Me: I said you would learn a ton working with the public in this job. What would you say is the most important thing you’ve learned so far?
17: That the public is crazy.
PSA: when the family come to identify the body don’t yell “abracadaver” as you remove the sheet.
13: I found a baggie of pot.
M: *takes it* Thank you, bringing it to an adult was the right thing to do. Now go outside and play for 3 hrs.
Kid in grocery store walks past me and points “Mommy look, that’s a BIG Mommy!”
It’s called TALL, you little shit.
Why drive 6 minutes for food when I can order doordash for $93
Local theater is doing CATS and I went last night and it’s very enjoyable but also super unrealistic; not one of the “cats” sat on a table and knocked shit onto the floor
Me *walks in a perfectly straight line and then smiles at cop* told you I could do it!
Cop: you’re still getting arrested for murder though
I was on my couch and my 5YO came up and put his arms around my waist. I was smiling like a fool until I realized he was looking for the remote control I was sitting on.

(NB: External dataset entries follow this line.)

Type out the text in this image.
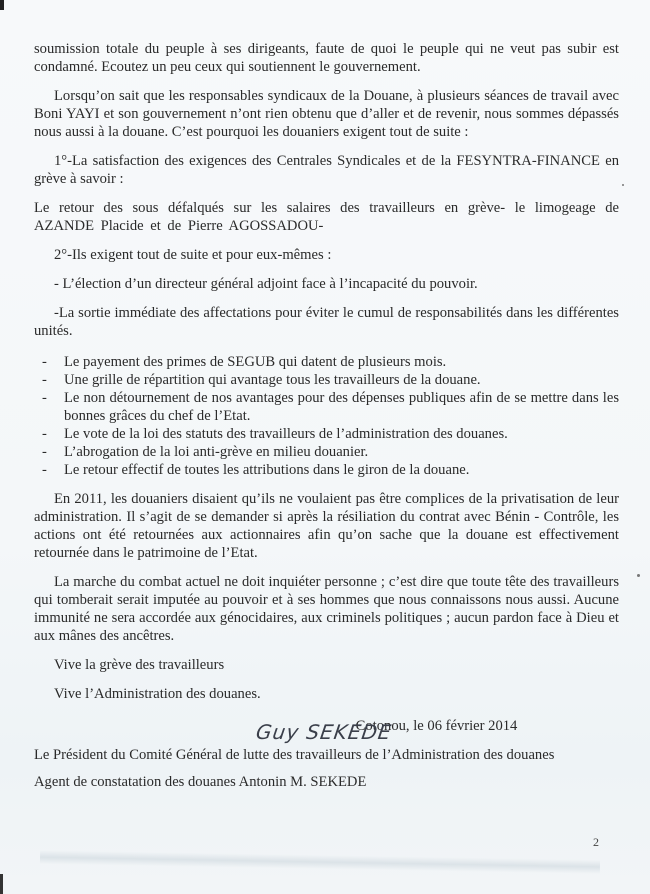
soumission totale du peuple à ses dirigeants, faute de quoi le peuple qui ne veut pas subir est condamné. Ecoutez un peu ceux qui soutiennent le gouvernement.

Lorsqu’on sait que les responsables syndicaux de la Douane, à plusieurs séances de travail avec Boni YAYI et son gouvernement n’ont rien obtenu que d’aller et de revenir, nous sommes dépassés nous aussi à la douane. C’est pourquoi les douaniers exigent tout de suite :

1°-La satisfaction des exigences des Centrales Syndicales et de la FESYNTRA-FINANCE en grève à savoir :

Le retour des sous défalqués sur les salaires des travailleurs en grève- le limogeage de AZANDE Placide et de Pierre AGOSSADOU-

2°-Ils exigent tout de suite et pour eux-mêmes :

- L’élection d’un directeur général adjoint face à l’incapacité du pouvoir.

-La sortie immédiate des affectations pour éviter le cumul de responsabilités dans les différentes unités.

- Le payement des primes de SEGUB qui datent de plusieurs mois.
- Une grille de répartition qui avantage tous les travailleurs de la douane.
- Le non détournement de nos avantages pour des dépenses publiques afin de se mettre dans les bonnes grâces du chef de l’Etat.
- Le vote de la loi des statuts des travailleurs de l’administration des douanes.
- L’abrogation de la loi anti-grève en milieu douanier.
- Le retour effectif de toutes les attributions dans le giron de la douane.

En 2011, les douaniers disaient qu’ils ne voulaient pas être complices de la privatisation de leur administration. Il s’agit de se demander si après la résiliation du contrat avec Bénin - Contrôle, les actions ont été retournées aux actionnaires afin qu’on sache que la douane est effectivement retournée dans le patrimoine de l’Etat.

La marche du combat actuel ne doit inquiéter personne ; c’est dire que toute tête des travailleurs qui tomberait serait imputée au pouvoir et à ses hommes que nous connaissons nous aussi. Aucune immunité ne sera accordée aux génocidaires, aux criminels politiques ; aucun pardon face à Dieu et aux mânes des ancêtres.

Vive la grève des travailleurs

Vive l’Administration des douanes.

Cotonou, le 06 février 2014

Le Président du Comité Général de lutte des travailleurs de l’Administration des douanes

Guy SEKEDE

Agent de constatation des douanes Antonin M. SEKEDE

2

Who were the kings of disco?
A) Gees
B) Gees
C) Gees
D) Gees
Jesus: He who is without sin may cast the first stone
*guy with no legs throws rock*
Jesus: Seriously?
“You said ‘without shins,’ right?”
oh no, steve’s working tonight
[during sex]
ME: I’m Italian, how about you?
HER: Finnish
ME: Ok sure just give me a second
Person: Did you see Top Gun with Tom Cruise?
Me: He was busy that day. I saw it with somebody else.
[in a crowded elevator]
ME: *loudly* THE ELEVATOR WAS INVENTED BY DARTH’S LESSER KNOWN SISTER, ELE.
What’s the problem, you said dress however I feel comfortable for meeting your parents and it turns out this SpongeBob SquarePants costume is very comfortable.